Court documents filed following the $10 million lawsuit for breach of contract by conservative pundit Milo Yiannopoulos against Simon & Schuster have been revealed, in addition to an early manuscript of his book, Dangerous. Despite paying a reported $250,000 advance, S&S ultimately refused to publish the book following comments by Yiannopoulos that seemed to endorse sex between older men and teenage boys. Yiannopoulos eventually self-published Dangerous under the Dangerous Books imprint earlier this year.

Simon & Schuster's documents, submitted to the New York County Clerk's office and available via the New York State Court's website, include editorial notes on an early version of the Dangerous manuscript indicating that the books principle editor at the publisher, Mitchell Ivers, saw the book as unfit to publish.

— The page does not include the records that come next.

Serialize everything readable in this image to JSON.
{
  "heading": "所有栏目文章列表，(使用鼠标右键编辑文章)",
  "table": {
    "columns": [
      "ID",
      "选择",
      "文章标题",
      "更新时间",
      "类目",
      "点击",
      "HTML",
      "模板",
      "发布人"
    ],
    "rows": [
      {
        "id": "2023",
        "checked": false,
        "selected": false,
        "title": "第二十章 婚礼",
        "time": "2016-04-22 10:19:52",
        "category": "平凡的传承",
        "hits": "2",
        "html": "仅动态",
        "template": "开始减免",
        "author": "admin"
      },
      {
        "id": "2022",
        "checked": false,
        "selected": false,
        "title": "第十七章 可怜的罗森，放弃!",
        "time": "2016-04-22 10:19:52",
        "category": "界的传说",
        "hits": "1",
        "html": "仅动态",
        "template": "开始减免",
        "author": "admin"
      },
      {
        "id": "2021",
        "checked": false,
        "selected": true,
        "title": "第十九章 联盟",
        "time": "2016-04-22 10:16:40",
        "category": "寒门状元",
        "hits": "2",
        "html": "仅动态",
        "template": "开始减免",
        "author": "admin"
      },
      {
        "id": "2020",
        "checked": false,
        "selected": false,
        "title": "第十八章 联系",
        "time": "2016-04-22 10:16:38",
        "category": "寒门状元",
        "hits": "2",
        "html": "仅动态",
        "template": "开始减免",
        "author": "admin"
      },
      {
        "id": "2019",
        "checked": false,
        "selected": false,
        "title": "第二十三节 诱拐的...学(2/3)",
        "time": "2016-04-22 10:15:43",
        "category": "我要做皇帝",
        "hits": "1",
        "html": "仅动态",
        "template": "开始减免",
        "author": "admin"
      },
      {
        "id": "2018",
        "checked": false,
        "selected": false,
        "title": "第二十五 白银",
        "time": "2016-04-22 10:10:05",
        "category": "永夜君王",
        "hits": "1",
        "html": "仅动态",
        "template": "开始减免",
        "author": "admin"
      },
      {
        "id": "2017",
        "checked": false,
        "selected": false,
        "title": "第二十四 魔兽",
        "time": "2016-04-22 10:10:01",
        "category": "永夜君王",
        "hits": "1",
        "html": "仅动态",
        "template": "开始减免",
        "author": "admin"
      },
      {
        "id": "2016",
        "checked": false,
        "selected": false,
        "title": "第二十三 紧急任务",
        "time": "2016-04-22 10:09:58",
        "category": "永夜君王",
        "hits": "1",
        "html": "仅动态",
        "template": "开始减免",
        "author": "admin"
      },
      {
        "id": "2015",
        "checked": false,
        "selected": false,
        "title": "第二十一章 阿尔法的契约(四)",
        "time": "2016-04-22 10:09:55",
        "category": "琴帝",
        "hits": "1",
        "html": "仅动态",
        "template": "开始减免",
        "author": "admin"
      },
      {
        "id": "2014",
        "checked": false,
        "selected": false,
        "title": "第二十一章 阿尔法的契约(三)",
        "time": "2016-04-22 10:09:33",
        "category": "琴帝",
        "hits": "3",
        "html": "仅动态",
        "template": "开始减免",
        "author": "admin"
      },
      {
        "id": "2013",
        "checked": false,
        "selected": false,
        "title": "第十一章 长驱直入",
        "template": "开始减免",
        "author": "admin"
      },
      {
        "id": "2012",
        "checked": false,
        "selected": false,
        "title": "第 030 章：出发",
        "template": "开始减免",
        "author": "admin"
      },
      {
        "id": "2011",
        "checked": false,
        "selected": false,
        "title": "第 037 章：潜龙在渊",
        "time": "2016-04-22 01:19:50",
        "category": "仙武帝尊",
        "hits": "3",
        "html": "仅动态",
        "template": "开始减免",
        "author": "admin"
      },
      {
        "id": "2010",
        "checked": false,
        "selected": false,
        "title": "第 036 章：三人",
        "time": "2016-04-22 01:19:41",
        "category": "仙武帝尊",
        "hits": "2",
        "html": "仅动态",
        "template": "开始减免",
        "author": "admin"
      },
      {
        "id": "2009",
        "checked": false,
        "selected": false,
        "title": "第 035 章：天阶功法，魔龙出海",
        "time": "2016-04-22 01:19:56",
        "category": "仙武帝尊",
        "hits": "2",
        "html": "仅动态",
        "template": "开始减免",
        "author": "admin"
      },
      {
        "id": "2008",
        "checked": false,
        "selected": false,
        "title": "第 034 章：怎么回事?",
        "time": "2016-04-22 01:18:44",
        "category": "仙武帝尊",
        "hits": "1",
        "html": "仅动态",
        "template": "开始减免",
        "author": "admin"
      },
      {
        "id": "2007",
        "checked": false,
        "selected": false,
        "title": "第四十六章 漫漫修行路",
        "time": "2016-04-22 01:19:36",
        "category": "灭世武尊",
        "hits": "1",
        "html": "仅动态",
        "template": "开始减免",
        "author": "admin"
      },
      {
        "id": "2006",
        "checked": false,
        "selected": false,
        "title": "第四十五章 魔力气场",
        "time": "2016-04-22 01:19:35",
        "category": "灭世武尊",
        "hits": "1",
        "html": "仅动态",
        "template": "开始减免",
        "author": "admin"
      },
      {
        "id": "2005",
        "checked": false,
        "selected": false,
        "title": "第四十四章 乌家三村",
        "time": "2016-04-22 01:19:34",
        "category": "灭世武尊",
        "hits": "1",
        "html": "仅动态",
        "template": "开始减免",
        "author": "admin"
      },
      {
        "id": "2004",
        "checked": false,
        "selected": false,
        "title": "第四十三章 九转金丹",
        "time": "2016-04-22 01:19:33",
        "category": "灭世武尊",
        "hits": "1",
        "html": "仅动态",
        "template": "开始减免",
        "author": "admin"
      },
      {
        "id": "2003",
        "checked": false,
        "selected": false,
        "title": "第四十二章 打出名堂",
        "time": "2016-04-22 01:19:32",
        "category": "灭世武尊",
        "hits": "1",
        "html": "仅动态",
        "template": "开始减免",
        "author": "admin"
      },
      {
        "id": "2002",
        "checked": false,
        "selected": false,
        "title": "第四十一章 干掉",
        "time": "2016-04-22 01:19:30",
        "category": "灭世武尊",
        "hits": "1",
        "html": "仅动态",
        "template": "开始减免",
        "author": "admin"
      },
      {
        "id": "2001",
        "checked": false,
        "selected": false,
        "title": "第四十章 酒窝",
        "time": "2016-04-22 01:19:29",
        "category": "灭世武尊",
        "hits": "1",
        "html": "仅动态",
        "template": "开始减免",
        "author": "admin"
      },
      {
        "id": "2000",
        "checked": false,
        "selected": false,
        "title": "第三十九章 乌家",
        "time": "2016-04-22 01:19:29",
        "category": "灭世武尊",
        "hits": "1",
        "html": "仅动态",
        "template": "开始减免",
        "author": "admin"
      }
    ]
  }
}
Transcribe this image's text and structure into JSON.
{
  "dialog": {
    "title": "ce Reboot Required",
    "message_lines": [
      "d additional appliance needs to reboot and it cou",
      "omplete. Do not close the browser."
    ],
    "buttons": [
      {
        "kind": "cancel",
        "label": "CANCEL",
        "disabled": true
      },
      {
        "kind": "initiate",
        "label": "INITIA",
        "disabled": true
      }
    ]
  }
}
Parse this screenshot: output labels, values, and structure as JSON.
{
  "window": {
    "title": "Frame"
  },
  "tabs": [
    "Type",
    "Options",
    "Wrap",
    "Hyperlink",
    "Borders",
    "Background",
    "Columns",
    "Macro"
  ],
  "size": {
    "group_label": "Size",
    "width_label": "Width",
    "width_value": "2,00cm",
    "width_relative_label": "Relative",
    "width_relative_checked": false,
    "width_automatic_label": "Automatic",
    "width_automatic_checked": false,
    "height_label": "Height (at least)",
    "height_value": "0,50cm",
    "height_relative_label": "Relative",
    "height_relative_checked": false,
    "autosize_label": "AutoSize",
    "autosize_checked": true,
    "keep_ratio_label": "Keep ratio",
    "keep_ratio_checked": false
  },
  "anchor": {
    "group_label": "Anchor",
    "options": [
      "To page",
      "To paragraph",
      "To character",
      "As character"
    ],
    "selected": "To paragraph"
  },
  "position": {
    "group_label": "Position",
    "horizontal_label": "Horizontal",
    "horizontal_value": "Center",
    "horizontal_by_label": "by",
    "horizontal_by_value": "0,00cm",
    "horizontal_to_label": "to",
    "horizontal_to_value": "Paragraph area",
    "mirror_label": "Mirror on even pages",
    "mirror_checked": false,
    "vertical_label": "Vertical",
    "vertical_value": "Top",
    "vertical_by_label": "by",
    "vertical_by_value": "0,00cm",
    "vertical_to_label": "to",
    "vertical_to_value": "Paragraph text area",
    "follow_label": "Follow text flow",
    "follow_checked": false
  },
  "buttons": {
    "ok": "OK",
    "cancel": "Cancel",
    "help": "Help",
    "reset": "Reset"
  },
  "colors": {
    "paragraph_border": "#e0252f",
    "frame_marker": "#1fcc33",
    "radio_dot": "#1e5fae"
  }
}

"Add a short and serious statement here that sets out why you do what you do, without trolling, without bombast, without name-calling, and without ego," an early note requesting a preface for a section titled "Preamble" reads. "This will make for a stronger opening than playing to your core audience. Make the point that in each and every chapter of this book, what you intend to show is the stifling of speech. Acknowledge that you use bombast and over-the-top messaging in an attempt to break the strictures on free expression in the same way that comedians like Lenny Bruce once did."

Earlier this week, Ivers, in his words, "retweeted without comment" a tweet by Publishing Perspectives' Porter Anderson highlighting a section of the document in which Ivers called the manuscript “at best, a superficial work full of incendiary jokes with no coherent or sophisticated analysis of political issues." The tweet has since been taken down.